When you see those comments, AAAAA, when you find yourself getting upset, just remember that TVC and NOM and FRC and AFA are all shooting themselves in the foot. So are all the freelance haters lurking in comments threads on blogs and on news websites spouting off about buttsecks and feces and pedophilia.

You see, today most people know someone who's LGBT. The homophobic nonsense that straight people used to find so persuasive—gay people are all icky perverts! they're coming for your children! they hate the family!—doesn't work on straight people who actually know someone who's LGBT. People like, oh, Sen. Rob Portman.

Hateful bullshit peddlers like Tony Perkins offend more people than they persuade. And they don't just offend LGBT people. Not anymore. When anti-gay bigots rant about dirty, dirty buttsecks or compare being gay to drunk driving, they offend straight people who know and love gay people. They offend our friends, our neighbors, our coworkers, and our families. And increasingly they're offending people who are on the fence about LGBT rights, people who may not know anyone who's LGBT—but, hey, they like Ellen Degeneres lady on the TV. She seems so nice, right? Nothing like a drunk driver.

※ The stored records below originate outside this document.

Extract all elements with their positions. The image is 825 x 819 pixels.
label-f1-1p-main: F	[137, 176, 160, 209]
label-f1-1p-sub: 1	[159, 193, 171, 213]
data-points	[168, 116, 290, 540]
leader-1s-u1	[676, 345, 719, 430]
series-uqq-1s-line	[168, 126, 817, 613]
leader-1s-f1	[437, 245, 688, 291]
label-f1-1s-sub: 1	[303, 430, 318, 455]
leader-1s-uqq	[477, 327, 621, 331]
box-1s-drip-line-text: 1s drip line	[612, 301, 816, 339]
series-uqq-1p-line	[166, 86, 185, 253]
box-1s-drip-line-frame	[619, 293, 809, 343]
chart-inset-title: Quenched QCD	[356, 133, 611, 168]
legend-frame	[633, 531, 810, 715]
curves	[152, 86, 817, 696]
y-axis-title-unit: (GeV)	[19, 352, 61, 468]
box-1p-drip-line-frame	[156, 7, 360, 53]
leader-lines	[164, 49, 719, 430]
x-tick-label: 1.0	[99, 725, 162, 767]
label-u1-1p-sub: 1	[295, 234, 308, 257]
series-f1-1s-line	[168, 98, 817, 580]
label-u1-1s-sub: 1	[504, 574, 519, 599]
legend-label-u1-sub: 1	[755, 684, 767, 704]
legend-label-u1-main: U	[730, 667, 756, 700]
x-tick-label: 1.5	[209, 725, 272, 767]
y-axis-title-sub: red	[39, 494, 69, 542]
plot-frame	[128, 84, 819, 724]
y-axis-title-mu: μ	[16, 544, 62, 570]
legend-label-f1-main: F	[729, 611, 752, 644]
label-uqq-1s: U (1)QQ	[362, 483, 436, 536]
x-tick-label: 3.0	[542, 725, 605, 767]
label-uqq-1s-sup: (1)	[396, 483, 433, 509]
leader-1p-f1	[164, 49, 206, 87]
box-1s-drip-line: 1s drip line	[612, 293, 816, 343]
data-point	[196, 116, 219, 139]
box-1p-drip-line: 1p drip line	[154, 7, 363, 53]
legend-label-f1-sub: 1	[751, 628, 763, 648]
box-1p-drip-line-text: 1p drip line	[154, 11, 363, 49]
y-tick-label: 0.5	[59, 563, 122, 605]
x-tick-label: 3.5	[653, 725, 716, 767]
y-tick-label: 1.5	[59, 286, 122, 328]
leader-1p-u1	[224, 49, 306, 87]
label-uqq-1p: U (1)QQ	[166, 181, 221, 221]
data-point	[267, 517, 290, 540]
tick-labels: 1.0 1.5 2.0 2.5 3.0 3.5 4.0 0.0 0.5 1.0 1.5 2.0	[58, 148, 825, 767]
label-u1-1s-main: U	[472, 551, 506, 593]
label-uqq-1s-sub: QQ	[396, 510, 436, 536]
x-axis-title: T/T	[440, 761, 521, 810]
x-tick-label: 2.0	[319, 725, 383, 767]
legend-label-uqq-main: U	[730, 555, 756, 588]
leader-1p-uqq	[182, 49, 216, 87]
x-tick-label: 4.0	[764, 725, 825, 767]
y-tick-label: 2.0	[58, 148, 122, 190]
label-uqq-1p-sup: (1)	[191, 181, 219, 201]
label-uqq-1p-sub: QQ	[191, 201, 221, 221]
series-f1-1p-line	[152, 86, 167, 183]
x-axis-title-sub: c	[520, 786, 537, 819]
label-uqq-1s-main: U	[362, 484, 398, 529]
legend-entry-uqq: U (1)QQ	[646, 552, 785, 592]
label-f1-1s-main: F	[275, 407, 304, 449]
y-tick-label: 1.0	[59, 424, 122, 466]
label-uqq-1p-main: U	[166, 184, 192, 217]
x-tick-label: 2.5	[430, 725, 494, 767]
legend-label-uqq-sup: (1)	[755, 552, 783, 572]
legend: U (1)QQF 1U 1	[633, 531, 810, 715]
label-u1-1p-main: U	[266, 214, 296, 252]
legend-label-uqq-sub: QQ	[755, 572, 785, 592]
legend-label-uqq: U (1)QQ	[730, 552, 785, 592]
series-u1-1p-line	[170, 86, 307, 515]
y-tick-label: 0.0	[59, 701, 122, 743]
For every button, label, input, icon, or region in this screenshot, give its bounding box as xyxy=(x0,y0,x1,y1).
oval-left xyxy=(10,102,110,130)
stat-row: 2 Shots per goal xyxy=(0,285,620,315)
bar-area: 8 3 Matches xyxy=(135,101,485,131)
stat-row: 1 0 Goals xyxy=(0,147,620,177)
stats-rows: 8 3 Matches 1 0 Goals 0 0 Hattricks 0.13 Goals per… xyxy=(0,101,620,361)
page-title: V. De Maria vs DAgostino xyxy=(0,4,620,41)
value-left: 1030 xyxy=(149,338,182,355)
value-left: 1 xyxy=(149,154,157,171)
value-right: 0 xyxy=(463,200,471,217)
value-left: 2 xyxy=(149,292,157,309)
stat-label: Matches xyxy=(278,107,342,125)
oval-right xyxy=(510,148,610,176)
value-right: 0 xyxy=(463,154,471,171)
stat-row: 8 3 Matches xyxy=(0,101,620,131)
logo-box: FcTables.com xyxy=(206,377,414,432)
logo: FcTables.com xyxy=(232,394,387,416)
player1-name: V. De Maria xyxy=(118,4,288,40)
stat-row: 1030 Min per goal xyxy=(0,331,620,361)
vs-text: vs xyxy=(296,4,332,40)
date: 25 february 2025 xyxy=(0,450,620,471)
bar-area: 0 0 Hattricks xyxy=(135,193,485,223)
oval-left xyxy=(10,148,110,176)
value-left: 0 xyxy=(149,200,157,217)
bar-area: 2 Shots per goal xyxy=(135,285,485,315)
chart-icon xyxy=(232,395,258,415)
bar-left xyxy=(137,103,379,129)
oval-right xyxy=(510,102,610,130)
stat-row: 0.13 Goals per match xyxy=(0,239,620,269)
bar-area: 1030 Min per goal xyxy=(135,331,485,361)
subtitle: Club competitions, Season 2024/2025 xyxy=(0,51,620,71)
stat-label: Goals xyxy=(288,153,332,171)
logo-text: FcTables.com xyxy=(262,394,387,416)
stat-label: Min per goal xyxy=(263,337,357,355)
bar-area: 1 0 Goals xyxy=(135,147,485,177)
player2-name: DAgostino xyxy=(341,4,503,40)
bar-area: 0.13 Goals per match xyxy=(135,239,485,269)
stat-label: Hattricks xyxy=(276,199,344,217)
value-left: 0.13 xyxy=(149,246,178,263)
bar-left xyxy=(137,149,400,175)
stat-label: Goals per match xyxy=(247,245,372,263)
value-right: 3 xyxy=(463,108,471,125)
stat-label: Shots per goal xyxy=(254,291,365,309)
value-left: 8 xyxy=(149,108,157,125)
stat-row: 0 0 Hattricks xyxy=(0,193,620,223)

We have to fight back, of course, we have to respond to their garbage arguments, we have to confront their bigotry, and refute their lies. But when it's all over—when LGBT people achieve our full civil equality—we should remember to send all the newly unemployed assholes at NOM and FRC and TVC and AFA a thank-you note. Because at this point in the struggle for LGBT civil rights, AAAAA, the assholes at NOM and FRC and TVC and AFA bring that day closer every time they open their hateful mouths.